In a strong response to a rule change for the 2015-16 NHL season, the Pittsburgh Penguins put themselves in a position to dominate the league during the new three-on-three overtime sessions on Wednesday.
That’s easily the best thing about the blockbuster trade pulled off by Penguins general manager Jim Rutherford that landed electric winger Phil Kessel in a six-player, three-pick exchange with the Toronto Maple Leafs. According to NHL.com, the Leafs retained $1.25 million of Kessel’s $8 million cap hit over the next seven years.
Sabotaged in recent years by a lack of depth scoring, the Penguins somehow found a way to make their team even top-heavier while giving up a conditional first-round pick, per the team's official website.

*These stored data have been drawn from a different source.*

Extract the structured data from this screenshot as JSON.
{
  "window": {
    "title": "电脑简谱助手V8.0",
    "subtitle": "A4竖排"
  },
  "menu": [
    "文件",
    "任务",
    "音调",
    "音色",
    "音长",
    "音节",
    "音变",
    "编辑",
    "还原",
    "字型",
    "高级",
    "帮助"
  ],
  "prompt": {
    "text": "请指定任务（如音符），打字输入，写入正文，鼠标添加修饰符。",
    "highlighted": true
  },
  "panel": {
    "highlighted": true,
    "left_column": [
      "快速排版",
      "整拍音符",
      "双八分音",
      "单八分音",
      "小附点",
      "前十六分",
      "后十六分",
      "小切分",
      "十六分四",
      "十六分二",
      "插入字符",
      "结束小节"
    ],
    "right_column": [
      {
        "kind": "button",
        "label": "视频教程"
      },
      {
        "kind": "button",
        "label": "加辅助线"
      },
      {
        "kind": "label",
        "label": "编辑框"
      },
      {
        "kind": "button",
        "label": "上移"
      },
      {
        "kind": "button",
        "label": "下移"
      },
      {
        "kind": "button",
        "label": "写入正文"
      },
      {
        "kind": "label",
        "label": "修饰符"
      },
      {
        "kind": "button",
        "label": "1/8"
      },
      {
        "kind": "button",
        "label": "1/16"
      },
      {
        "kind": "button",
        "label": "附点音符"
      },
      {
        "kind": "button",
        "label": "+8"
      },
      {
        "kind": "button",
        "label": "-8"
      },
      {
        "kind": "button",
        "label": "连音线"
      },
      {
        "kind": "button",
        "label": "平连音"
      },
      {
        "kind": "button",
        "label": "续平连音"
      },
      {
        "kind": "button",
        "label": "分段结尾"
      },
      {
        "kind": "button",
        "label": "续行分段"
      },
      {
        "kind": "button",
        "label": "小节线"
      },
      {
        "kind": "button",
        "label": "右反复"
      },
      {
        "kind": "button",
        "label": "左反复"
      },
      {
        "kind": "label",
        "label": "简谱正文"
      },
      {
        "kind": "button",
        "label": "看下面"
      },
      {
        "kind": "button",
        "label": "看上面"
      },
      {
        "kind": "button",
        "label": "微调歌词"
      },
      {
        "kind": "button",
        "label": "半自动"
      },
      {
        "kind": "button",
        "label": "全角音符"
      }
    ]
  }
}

Sidney Crosby, Evgeni Malkin and Kessel should do an excellent job of earning the Penguins that extra point in overtime. They will bring excitement on any and all power-play situations and will put up glorious numbers, as Kessel will finally have an elite center and Crosby/Malkin will finally have an elite winger.
With Nick Spaling going to Toronto as the only roster player leaving Pittsburgh, the Penguins are again left with the depth issues that have plagued them since former GM Ray Shero was whiffing on draft picks on a regular basis in the years after taking Jordan Staal with the second pick in 2006.
When the Penguins were bounced in the 2013 Eastern Conference Final by the Bruins, they scored two total goals in four games. In 2014, when they blew a 3-1 second-round series lead against the Rangers, they failed to get a single goal from a bottom-six forward in seven games.
Last season, an injury-depleted blue line was the bigger issue, but the Penguins spent most of the season sticking Steve Downie, Blake Comeau and Spaling next to Crosby and Malkin.
Here’s what the Penguins look like up front at this juncture:
|Penguins projected forwards, 2015-16|
|Left wing||Center||Right wing|
|Chris Kunitz||Sidney Crosby||Patric Hornqvist|
|David Perron||Evgeni Malkin||Phil Kessel|
|Pascal Dupuis||Brandon Sutter||Beau Bennett|
|as of 2 p.m. ET on July 1|
That’s a disgustingly loaded top six—without question the best in the NHL. When opponents face the Penguins, they will have to pick their poison when it comes to icing their top defensive pairing. No matter how the Penguins choose to disperse their top-six forwards, it will be a nightmare in the regular season.
But how is Rutherford going to ice a bottom six that won’t resemble a dumpster fire?
After this trade, the Penguins have about $6.5 million in cap space (Spotrac hasn't accounted for Spaling's departure yet). With that money, the team needs to add three forwards, perhaps a fourth if it doesn't get a deal done with restricted free agent Beau Bennett.
The Penguins also need to add at least one more defenseman and maybe a second, depending on whether Rutherford wants another veteran to go with what will be an extremely young blue line next season. They require a backup goaltender as well.
Kessel might score 60 goals next season. The Penguins' bottom six might score six goals.
Championship teams, year after year, get there with a mix of stars and a supporting cast that does a little something.
The Lightning got all the way to the Stanley Cup Final based on the power of their top-six forwards, but it was the work of Antoine Vermette, Teuvo Teravainen and Andrew Shaw that made the difference for the star-laden Blackhawks.
The Penguins are the store-brand version of the Lightning.
There's also a weird dynamic with the Penguins, who are going young and cheap on defense while going top-heavy on offense. It's as if the Penguins are going through a rebuild at one end of the bench and going all in on a championship at the other end. It should produce a lot of 5-4 games with the Penguins winning most of them.
It's an especially risky and maybe even unnecessary gamble. Kris Letang and Olli Maatta, the team's two best defensemen, have dealt with serious health issues over the past year.
Letang is especially worrisome, as he is coming off his fourth concussion since 2012 and could be one more hit away from having his career and long-term health put at risk—not unlike Ryane Clowe of the New Jersey Devils last season.
When Rutherford took this job last year, he was handed the keys to a car that was only a few thousand miles from needing an overhaul to the transmission and engine.
Instead, he sold the backseats and put the money toward a really cool racing stripe on the side. Yeah, it looks neat as it races around town, but you'd never rely on it to drive you across the country without breaking down.
It's July 1 and the season doesn't begin for three months, so there's time for the Penguins to address their depth issues.
Even if they fail to do so, the Penguins are set up to be a fun, exciting regular-season machine that should cruise to a playoff spot.
But when it's mid-April, the competition is better and they need something out of a line centered by Brandon Sutter or whomever to win a playoff series or two, the Penguins are going to find themselves lamenting the perpetually closing Stanley Cup windows of Crosby and Malkin.